Shaming German capitalism

March 3, 2009

Jeff Bale reports on how the firing of a German supermarket cashier has become a lightning rod for debate over the impact of the economic crisis.

ACCUSED OF stealing $1.63 and fired--and the courts say, "That's okay."

This injustice against grocery store cashier Barbara Emme has become a flashpoint in Germany over the last year as resistance grows against corporate bailouts and cuts for ordinary people.

Barbara Emme, known as Emmely, had been a cashier at in a Berlin branch of Kaiser's, one of Germany's largest supermarket chains. In January 2008, she was called into her manager's office.

After Emmely turned in her drawer at the end of her shift, the manager demanded that her personal belongings and her locker be searched. The search "turned up" two bottle deposit return slips worth a mere 1.30 euros (about $1.63). The amount was unaccounted for in her drawer. The manager accused her of having stolen them, and fired her.

Emmely acknowledges that she had the return slips, but said that she had cashed them in legitimately while shopping at Kaiser's a few days earlier. She insists, though, that her firing was in retaliation for her union activity. "It was just a pretense," she said in an interview with the left-leaning Berlin daily Tageszeitung.

Barbara Emme, fired after 31 years of work over $1.63
Barbara Emme, fired after 31 years of work over $1.63

For the previous eight months, the Verdi union that represents Kaiser workers had led what are known in Germany as "warning strikes." German unions often organize brief strikes during contract negotiations as a pressure tactic. Workers will strike for a day or two, return to work, and then strike again the next week or the next month.

Emmely was one of a handful of unionists at her Kaiser's store, and the last one to maintain the warning strikes throughout the fall of 2007.

THE UNJUST firing touched off a nationwide campaign in support of Emmely. Activists set up solidarity committees that led postcard campaigns directed at Kaiser management, boycotts and rallies in front of Kaiser stores. Supporters also went through the produce sections and placed stickers reading "Solidarity with Emmely" on radishes and bananas.

Emmely sued in a Berlin state court to have the decision overturned. The first decision in August 2008 sided with Kaiser, so she sued again. That verdict came in on January 24, 2009--and again the courts sided with management.

The verdict brought a fresh round of attention to the case--this time amid growing resistance to the government's plan to bail out corporate fat cats for the economic mess they've caused in Germany.

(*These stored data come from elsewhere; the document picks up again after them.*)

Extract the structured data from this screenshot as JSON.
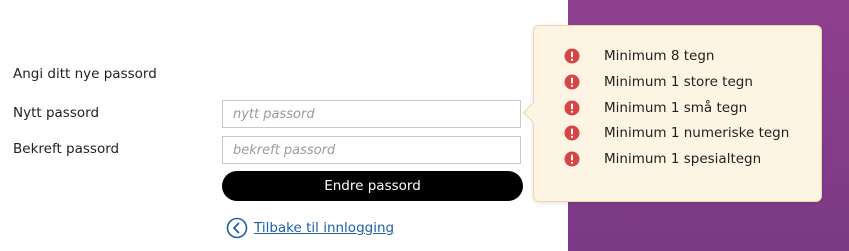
{
  "form": {
    "heading": "Angi ditt nye passord",
    "new_password_label": "Nytt passord",
    "new_password_placeholder": "nytt passord",
    "new_password_value": "",
    "confirm_password_label": "Bekreft passord",
    "confirm_password_placeholder": "bekreft passord",
    "confirm_password_value": "",
    "submit_label": "Endre passord",
    "back_link_label": "Tilbake til innlogging",
    "back_icon": "chevron-left-circle-icon"
  },
  "requirements": {
    "status_icon": "error-icon",
    "items": [
      {
        "label": "Minimum 8 tegn"
      },
      {
        "label": "Minimum 1 store tegn"
      },
      {
        "label": "Minimum 1 små tegn"
      },
      {
        "label": "Minimum 1 numeriske tegn"
      },
      {
        "label": "Minimum 1 spesialtegn"
      }
    ]
  },
  "colors": {
    "background_panel": "#8a3f8c",
    "button": "#000000",
    "link": "#1f5fa8",
    "error": "#d64545",
    "tooltip_bg": "#fdf4e3"
  }
}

The degree of outrage is so great that politicians across the political spectrum have denounced the court's decision. The vice president of the German parliament and leading Social Democratic figure Woflgang Thierse called the decision "barbaric" and a "breach of trust."

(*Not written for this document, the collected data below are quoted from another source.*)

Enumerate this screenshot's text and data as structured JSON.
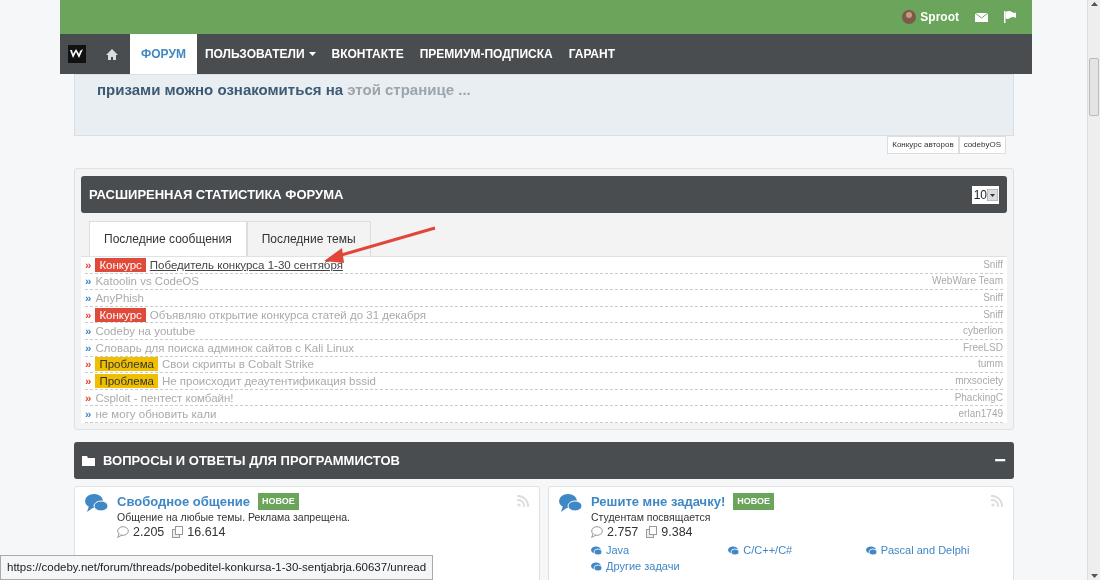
{
  "top_bar": {
    "username": "Sproot"
  },
  "nav": {
    "items": [
      {
        "label": "ФОРУМ",
        "selected": true,
        "dropdown": false
      },
      {
        "label": "ПОЛЬЗОВАТЕЛИ",
        "selected": false,
        "dropdown": true
      },
      {
        "label": "ВКОНТАКТЕ",
        "selected": false,
        "dropdown": false
      },
      {
        "label": "ПРЕМИУМ-ПОДПИСКА",
        "selected": false,
        "dropdown": false
      },
      {
        "label": "ГАРАНТ",
        "selected": false,
        "dropdown": false
      }
    ]
  },
  "notice": {
    "text": "призами можно ознакомиться на",
    "link": "этой странице ..."
  },
  "notice_tabs": [
    "Конкурс авторов",
    "codebyOS"
  ],
  "stats": {
    "title": "РАСШИРЕННАЯ СТАТИСТИКА ФОРУМА",
    "count": "10",
    "tabs": [
      {
        "label": "Последние сообщения",
        "selected": true
      },
      {
        "label": "Последние темы",
        "selected": false
      }
    ],
    "rows": [
      {
        "marker": "»",
        "color": "#e04a3a",
        "tag": {
          "label": "Конкурс",
          "kind": "contest"
        },
        "title": "Победитель конкурса 1-30 сентября",
        "hovered": true,
        "author": "Sniff"
      },
      {
        "marker": "»",
        "color": "#3f88c5",
        "title": "Katoolin vs CodeOS",
        "hovered": false,
        "author": "WebWare Team"
      },
      {
        "marker": "»",
        "color": "#3f88c5",
        "title": "AnyPhish",
        "hovered": false,
        "author": "Sniff"
      },
      {
        "marker": "»",
        "color": "#e04a3a",
        "tag": {
          "label": "Конкурс",
          "kind": "contest"
        },
        "title": "Объявляю открытие конкурса статей до 31 декабря",
        "hovered": false,
        "author": "Sniff"
      },
      {
        "marker": "»",
        "color": "#3f88c5",
        "title": "Codeby на youtube",
        "hovered": false,
        "author": "cyberlion"
      },
      {
        "marker": "»",
        "color": "#3f88c5",
        "title": "Словарь для поиска админок сайтов с Kali Linux",
        "hovered": false,
        "author": "FreeLSD"
      },
      {
        "marker": "»",
        "color": "#e04a3a",
        "tag": {
          "label": "Проблема",
          "kind": "problem"
        },
        "title": "Свои скрипты в Cobalt Strike",
        "hovered": false,
        "author": "tumm"
      },
      {
        "marker": "»",
        "color": "#e04a3a",
        "tag": {
          "label": "Проблема",
          "kind": "problem"
        },
        "title": "Не происходит деаутентификация bssid",
        "hovered": false,
        "author": "mrxsociety"
      },
      {
        "marker": "»",
        "color": "#e04a3a",
        "title": "Csploit - пентест комбайн!",
        "hovered": false,
        "author": "PhackingC"
      },
      {
        "marker": "»",
        "color": "#3f88c5",
        "title": "не могу обновить кали",
        "hovered": false,
        "author": "erlan1749"
      }
    ]
  },
  "category": {
    "title": "ВОПРОСЫ И ОТВЕТЫ ДЛЯ ПРОГРАММИСТОВ",
    "collapse": "−",
    "forums": [
      {
        "title": "Свободное общение",
        "badge": "НОВОЕ",
        "description": "Общение на любые темы. Реклама запрещена.",
        "threads": "2.205",
        "messages": "16.614"
      },
      {
        "title": "Решите мне задачку!",
        "badge": "НОВОЕ",
        "description": "Студентам посвящается",
        "threads": "2.757",
        "messages": "9.384",
        "subforums": [
          "Java",
          "C/C++/C#",
          "Pascal and Delphi",
          "Другие задачи"
        ]
      }
    ]
  },
  "status_url": "https://codeby.net/forum/threads/pobeditel-konkursa-1-30-sentjabrja.60637/unread"
}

Even conservative politicians have chimed in. Horst Seehofer, premier of Bavaria and close political ally of conservative Chancellor Angela Merkel, said, "I don't understand how a cashier can be fired because of 1.30 euros while managers who lose billions can keep their jobs."

A recent editorial in the Süddeutsche Zeitung newspaper connected Emmely's case to a trend where ordinary workers are fired on the spot or without cause--and where the courts uphold the dismissals.

"The law is also there for the weak," writes Heribert Prantl in his column. "That's an obvious statement. Except the obvious isn't so obvious anymore."

Prantl's column, along with other media accounts, recall the comments made 90 years ago by the Polish-German revolutionary Rosa Luxemburg in her assessment of the German revolution that began in fall 1918. She argued:

Here, too, bourgeois class justice was the net through which rapacious sharks escaped with ease, while it caught in its pitiless meshes every small, helpless minnow that ventured beyond the pale of capitalist law. Millionaire war profiteers escaped, or were condemned to pay ridiculously inadequate fines. The small thieves were punished with draconian sentences.

In this case, the "draconian sentences" were applied to someone who did nothing wrong--besides strike for better wages and for a better contract.